Matin : jardin du Generalife, palais de Charles Quint (la famille Tendilla), Alcazaba; midi, taberna de Jam; nuit : Alhambra.
Omniprésence des sources et des fontaines.
Il fait très beau.

jeudi 14 avril 2016

Le désert de Tabernas

Ce matin, j'étais décidée à partir seule à Tabernas, partant du principe que si H. finissait aujourd'hui, nous pourrions visiter l'Alhambra ensemble demain.
Mais un bon gag réserve des rebondissements, et pris d'un doute à cause d'une phrase non cohérente avec le contexte, H. passa un coup de fil à quelqu'un de l'équipe chargée des installations: le développement urgent à finir ce soir pour débuggage dans les deux jours et installation lundi a en réalité été ajourné sine die mais les différentes équipes n'ont pas été prévenues: bref, H. a gâché sa journée d'hier pour rien (à cela près que le travail fait est fait).

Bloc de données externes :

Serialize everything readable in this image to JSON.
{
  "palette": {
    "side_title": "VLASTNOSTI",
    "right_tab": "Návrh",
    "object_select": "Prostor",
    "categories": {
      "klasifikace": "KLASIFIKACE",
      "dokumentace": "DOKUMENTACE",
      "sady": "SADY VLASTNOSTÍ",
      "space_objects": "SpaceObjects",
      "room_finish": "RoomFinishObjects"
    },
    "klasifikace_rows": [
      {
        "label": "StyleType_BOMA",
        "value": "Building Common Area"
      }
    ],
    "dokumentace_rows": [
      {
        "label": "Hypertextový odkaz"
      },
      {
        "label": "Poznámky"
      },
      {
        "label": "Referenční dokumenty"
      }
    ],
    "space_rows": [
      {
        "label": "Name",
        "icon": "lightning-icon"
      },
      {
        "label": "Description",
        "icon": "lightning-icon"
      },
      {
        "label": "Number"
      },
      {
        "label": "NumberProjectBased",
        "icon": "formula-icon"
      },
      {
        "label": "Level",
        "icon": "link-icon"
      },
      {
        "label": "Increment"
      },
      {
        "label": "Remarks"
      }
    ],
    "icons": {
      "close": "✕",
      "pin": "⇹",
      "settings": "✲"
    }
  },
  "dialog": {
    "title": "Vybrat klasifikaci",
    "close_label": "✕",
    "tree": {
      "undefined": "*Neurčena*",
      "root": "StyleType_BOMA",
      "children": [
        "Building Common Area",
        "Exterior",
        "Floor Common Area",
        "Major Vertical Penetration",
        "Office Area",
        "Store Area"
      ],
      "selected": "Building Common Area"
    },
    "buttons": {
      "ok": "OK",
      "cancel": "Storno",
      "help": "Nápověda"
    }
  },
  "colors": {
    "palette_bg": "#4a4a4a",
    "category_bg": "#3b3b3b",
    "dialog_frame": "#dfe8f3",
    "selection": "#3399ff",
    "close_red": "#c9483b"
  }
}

Well, well, well.

Nous partons vers dix heures, il fait très beau, c'est à cent quarante kilomètres, en chemin j'explique où nous allons. Nous ouvrons le dépliant sur mon portable, commençons à lire… Les indications ne sont pas très claires, sauf qu'il faut un 4x4 et non un cabriolet surbaissé, des chaussures de marche et non des tongs… Adieu piste d'Indiana Jones.
Je passe sur deux erreurs de direction (la première nous permet de voir un coyote, la deuxième un panneau (à l'usage des ouvriers d'un chantier qu'on voit au loin, probablement) que je regrette de ne pas avoir photographié: "araignées, serpents, scorpions venimeux dans le sable. Ne pas quitter la piste" (en anglais ou en espagnol, je ne sais plus). Nous remontons en voiture, tentons une autre direction, vers Tabernas, rond-point, tournons à la première pancarte indiquant "Western Leone".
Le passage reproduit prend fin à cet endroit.